Dr. Jackson Li, has made several research accomplishments in high quality academic journals. For example, he has recently been publishing in Production and Operations Management (ABDC [Australian Business Deans] Ranking: A*), Decision Sciences (ABDC Ranking: A*), and International Journal of Production Economics (ABDC Ranking: A) among others.
Dr. Jackson Li’s overall research lies on stochastic modeling and its application to inventory management.
The first important paper “Optimizing Inventory’s Contribution to a Regulated Utility”, which was published in International Journal of Production Economics, reveals the inefficiency of inventory management in American power companies. The research was conducted using dynamic DEA model and they noticed that among the different inputs, inventory was the most inefficient one. This finding explains the Averch-Johnson effect in inventory management in such utility industry.

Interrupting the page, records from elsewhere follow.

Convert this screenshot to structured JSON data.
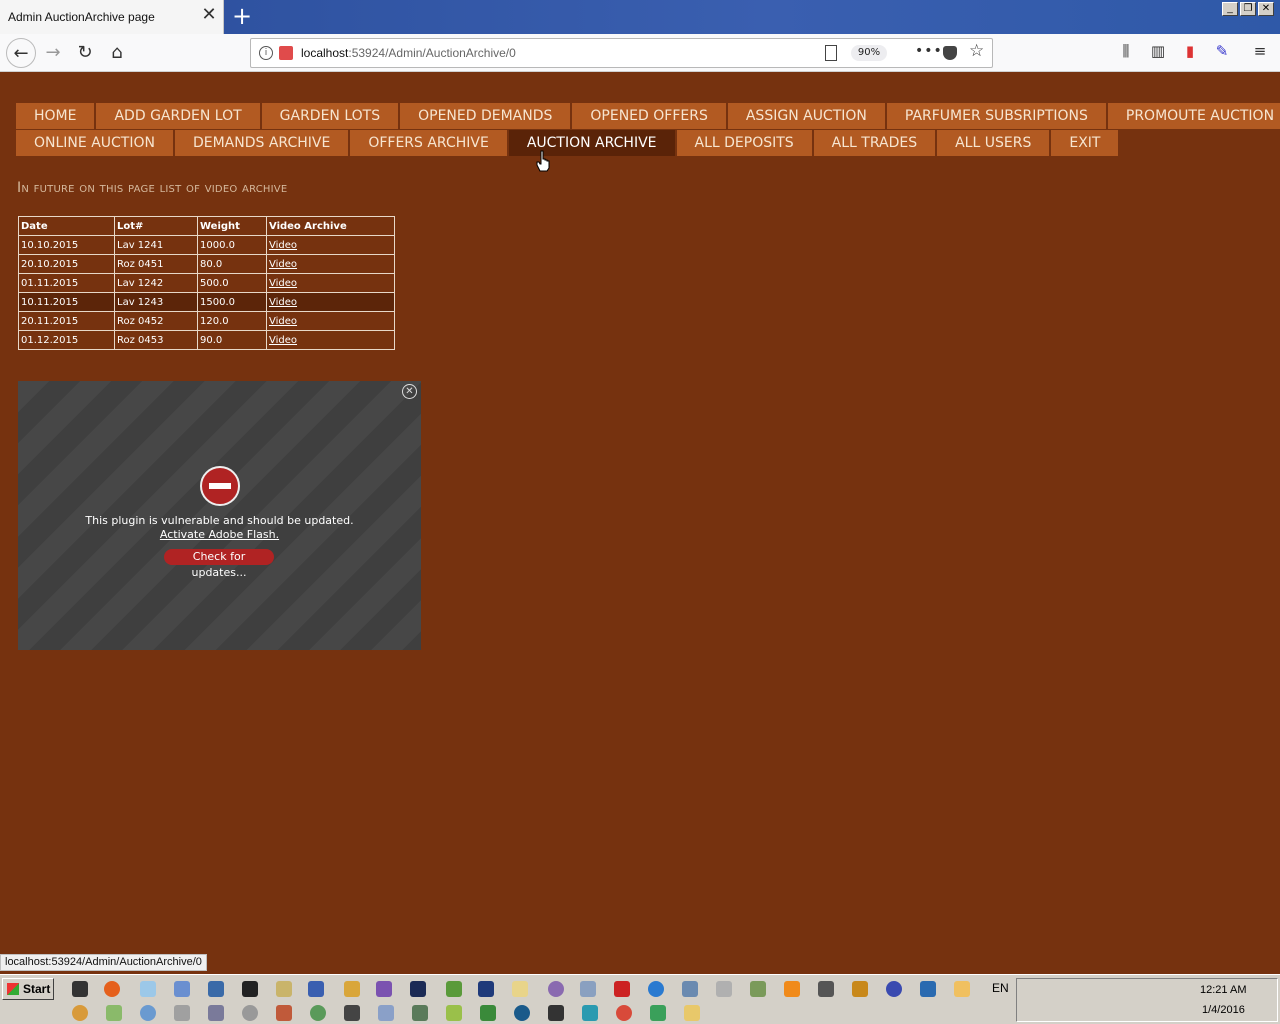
{
  "browser": {
    "tab_title": "Admin AuctionArchive page",
    "url_host": "localhost",
    "url_path": ":53924/Admin/AuctionArchive/0",
    "zoom": "90%",
    "status_url": "localhost:53924/Admin/AuctionArchive/0"
  },
  "menu": {
    "row1": [
      "HOME",
      "ADD GARDEN LOT",
      "GARDEN LOTS",
      "OPENED DEMANDS",
      "OPENED OFFERS",
      "ASSIGN AUCTION",
      "PARFUMER SUBSRIPTIONS",
      "PROMOUTE AUCTION"
    ],
    "row2": [
      "ONLINE AUCTION",
      "DEMANDS ARCHIVE",
      "OFFERS ARCHIVE",
      "AUCTION ARCHIVE",
      "ALL DEPOSITS",
      "ALL TRADES",
      "ALL USERS",
      "EXIT"
    ],
    "active": "AUCTION ARCHIVE"
  },
  "page": {
    "heading": "In future on this page list of video archive"
  },
  "archive": {
    "headers": [
      "Date",
      "Lot#",
      "Weight",
      "Video Archive"
    ],
    "rows": [
      [
        "10.10.2015",
        "Lav 1241",
        "1000.0",
        "Video"
      ],
      [
        "20.10.2015",
        "Roz 0451",
        "80.0",
        "Video"
      ],
      [
        "01.11.2015",
        "Lav 1242",
        "500.0",
        "Video"
      ],
      [
        "10.11.2015",
        "Lav 1243",
        "1500.0",
        "Video"
      ],
      [
        "20.11.2015",
        "Roz 0452",
        "120.0",
        "Video"
      ],
      [
        "01.12.2015",
        "Roz 0453",
        "90.0",
        "Video"
      ]
    ]
  },
  "flash": {
    "message": "This plugin is vulnerable and should be updated.",
    "link": "Activate Adobe Flash.",
    "button": "Check for updates..."
  },
  "taskbar": {
    "start": "Start",
    "lang": "EN",
    "time": "12:21 AM",
    "date": "1/4/2016"
  },
  "colors": {
    "page_bg": "#76320f",
    "menu_item": "#b25a22",
    "menu_active": "#5a2308"
  }
}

In another paper “A Stochastic Joint Replenishment Problem with Dissimilar Items”, Dr. Jackson Li and his coauthor Dr. Charles P. Schmidt studied the basic two-echelon supply chain in the stochastic manner, i.e., stochastic joint replenishment problem (SJRP). They explored the properties of this problem and suggest several heuristics to solve the problem efficiently. This research was published in Decision Sciences.
The most recent research “Managing Equipment Rentals: Unreliable Fleet, Impatient Customers, and Finite Commitment Capacity” in year 2022, discussed the equipment rental problem with a queueing model of quasi-birth-death process. The availability of the rental equipment depends on the fleet size of the firm and has a direct impact on its profitability. They developed an efficient recursive algorithm to solve the underlying two-dimensional stochastic single-player model. Their extensive managerial insights quantify the behavior of various performance measures in the single-player model regarding repair performance of the firm, customer impatience level, traffic intensity, and equipment rental revenue. They demonstrate that by applying the model to a real case, there is a potential of more than a 4% (400,000 USD) increase in total daily profits. Extending their model to a two-player game, they proposed an approximation heuristic to derive closed-form solutions to estimate equilibrium fleet sizes under complete information. Using their heuristic as the initial solution, they developed a simulation model to determine the exact equilibrium fleet sizes and draw a detailed comparison between the two-player and single-player models. This work was published in Productions and Operations Management.
Congratulations on your research findings, Dr. Jackson Li!